Nesta primavera, estive em Jerusalém relatando uma história sobre o andorinhão-comum. Esses pássaros com asas de foice nidificam aqui nas fendas do Muro das Lamentações e em outros santuários há milhares de anos.
Os fiéis se adaptaram à presença da alta velocidade, com orações misturadas ao canto dos pássaros. E os andorinhões se adaptaram à convivência com os humanos, criando seus filhotes em cantos e recantos de edifícios e outras estruturas.
Todos os anos, migram milhares de quilómetros para regressar à mesma cidade, vila ou aldeia onde se reúnem com os seus companheiros para nidificar. Havia dezenas de ninhos na Muralha Oeste este ano.
Desde que vejo e ouço os pássaros lá, noto-os em todos os lugares.
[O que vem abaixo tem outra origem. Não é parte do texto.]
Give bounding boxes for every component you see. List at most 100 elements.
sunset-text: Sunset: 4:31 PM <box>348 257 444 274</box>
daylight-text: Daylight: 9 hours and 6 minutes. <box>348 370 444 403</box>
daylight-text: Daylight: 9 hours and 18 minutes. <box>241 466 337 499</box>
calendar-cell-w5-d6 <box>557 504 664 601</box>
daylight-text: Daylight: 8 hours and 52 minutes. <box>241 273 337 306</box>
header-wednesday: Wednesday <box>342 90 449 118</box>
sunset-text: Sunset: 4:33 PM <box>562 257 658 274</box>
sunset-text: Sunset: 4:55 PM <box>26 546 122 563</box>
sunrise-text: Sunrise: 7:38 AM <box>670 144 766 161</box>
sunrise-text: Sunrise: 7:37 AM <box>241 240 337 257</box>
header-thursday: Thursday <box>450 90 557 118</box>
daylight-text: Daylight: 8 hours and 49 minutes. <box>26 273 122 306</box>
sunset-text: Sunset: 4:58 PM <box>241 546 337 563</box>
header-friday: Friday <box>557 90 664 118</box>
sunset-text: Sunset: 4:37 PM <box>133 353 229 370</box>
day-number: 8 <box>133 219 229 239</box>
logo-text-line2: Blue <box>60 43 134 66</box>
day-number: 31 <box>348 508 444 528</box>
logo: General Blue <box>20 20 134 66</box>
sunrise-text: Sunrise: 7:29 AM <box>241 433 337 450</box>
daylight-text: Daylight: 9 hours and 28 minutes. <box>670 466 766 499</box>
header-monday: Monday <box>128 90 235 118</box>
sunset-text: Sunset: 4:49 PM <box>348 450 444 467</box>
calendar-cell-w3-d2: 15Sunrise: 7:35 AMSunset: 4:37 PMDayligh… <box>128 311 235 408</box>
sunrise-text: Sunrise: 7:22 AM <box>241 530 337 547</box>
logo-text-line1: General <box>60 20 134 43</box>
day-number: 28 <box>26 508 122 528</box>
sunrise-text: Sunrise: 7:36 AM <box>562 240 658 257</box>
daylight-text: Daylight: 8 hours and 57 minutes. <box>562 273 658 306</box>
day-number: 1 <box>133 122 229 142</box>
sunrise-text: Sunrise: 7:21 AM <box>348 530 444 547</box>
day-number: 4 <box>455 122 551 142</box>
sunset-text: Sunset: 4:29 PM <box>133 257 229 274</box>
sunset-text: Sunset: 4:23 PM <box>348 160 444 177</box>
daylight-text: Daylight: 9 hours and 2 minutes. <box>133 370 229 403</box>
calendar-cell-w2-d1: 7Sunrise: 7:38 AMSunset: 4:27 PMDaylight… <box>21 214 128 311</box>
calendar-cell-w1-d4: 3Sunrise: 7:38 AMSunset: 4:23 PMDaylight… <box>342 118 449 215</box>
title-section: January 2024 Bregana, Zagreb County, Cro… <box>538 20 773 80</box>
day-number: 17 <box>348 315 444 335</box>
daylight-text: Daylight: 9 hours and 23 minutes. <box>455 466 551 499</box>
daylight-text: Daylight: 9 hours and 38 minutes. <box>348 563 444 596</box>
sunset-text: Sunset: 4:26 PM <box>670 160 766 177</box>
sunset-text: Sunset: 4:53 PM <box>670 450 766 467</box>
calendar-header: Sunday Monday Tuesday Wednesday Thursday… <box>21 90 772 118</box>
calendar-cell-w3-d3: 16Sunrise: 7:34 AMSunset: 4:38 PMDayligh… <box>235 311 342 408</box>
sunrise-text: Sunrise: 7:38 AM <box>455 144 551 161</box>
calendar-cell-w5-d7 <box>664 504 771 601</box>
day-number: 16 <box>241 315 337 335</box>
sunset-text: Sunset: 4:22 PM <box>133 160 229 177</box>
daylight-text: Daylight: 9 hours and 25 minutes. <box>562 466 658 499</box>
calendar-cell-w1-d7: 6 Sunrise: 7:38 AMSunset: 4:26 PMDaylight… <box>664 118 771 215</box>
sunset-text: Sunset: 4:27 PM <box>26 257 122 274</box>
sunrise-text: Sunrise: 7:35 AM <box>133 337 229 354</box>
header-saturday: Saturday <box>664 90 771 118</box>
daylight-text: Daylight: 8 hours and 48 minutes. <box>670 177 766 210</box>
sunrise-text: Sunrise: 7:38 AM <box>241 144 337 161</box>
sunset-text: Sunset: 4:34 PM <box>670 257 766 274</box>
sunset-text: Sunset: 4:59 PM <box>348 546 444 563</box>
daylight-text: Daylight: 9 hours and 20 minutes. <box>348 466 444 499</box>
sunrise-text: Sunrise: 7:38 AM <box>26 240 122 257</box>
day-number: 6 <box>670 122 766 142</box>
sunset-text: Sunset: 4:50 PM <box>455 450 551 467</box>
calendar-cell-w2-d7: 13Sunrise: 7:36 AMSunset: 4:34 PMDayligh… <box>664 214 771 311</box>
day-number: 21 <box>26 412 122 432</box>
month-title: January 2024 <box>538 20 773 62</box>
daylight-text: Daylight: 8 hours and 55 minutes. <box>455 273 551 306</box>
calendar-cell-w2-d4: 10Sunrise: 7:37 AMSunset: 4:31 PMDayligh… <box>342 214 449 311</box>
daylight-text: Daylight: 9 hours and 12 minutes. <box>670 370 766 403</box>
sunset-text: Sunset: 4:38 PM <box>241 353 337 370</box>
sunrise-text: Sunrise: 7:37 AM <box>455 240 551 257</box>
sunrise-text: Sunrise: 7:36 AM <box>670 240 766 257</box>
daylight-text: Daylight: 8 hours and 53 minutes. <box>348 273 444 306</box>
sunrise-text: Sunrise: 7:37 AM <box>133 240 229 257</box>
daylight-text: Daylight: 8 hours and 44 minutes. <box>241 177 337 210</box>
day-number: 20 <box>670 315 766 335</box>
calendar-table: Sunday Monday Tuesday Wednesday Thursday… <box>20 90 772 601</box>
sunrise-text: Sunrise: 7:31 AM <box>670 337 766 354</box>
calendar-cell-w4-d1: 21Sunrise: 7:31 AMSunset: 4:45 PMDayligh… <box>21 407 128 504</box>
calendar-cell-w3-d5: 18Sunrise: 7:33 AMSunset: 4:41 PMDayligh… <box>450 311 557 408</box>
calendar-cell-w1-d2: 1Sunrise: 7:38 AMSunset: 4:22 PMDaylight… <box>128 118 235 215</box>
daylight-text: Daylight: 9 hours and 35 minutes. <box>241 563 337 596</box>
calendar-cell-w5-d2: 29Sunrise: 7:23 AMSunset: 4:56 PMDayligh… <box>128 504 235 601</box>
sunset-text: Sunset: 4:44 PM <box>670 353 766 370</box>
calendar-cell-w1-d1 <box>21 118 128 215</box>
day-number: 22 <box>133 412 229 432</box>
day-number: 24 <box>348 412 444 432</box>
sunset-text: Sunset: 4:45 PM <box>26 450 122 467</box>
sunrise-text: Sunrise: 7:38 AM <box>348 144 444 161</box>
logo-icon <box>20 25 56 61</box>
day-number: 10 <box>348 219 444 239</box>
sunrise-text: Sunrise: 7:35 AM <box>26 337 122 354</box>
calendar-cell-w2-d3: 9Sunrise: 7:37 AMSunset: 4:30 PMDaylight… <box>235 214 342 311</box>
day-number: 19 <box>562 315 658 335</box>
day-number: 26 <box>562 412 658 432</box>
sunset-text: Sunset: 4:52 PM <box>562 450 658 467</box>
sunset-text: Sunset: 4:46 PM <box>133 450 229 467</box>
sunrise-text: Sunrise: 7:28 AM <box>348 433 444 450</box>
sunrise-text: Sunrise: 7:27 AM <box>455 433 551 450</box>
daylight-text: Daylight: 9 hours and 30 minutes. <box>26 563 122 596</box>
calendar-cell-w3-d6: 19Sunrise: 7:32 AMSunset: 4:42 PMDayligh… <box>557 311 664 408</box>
E também noto a ausência deles – o céu vazio e silencioso onde deveriam estar. Este ano, em Israel, os ataques com mísseis iranianos perturbaram os locais de nidificação. E os andorinhões-comuns estão a diminuir em toda a Europa. As modernas técnicas de construção – arranha-céus de vidro liso e casas seladas – deixam-nos sem locais para aninhar-se.
Ajudá-los é simples – uma caixa de madeira, um tijolo oco. Quando fazem ninhos, os pássaros voam em grupos em alta velocidade, ao redor e ao redor dos edifícios, fazendo gritos tão agudos, altos e distintos que o comportamento é chamado de “festa dos gritos”. Eles fazem isso por vários motivos, mas um deles é para incentivar seus bebês a voar. Observá-los me trouxe uma alegria imensa.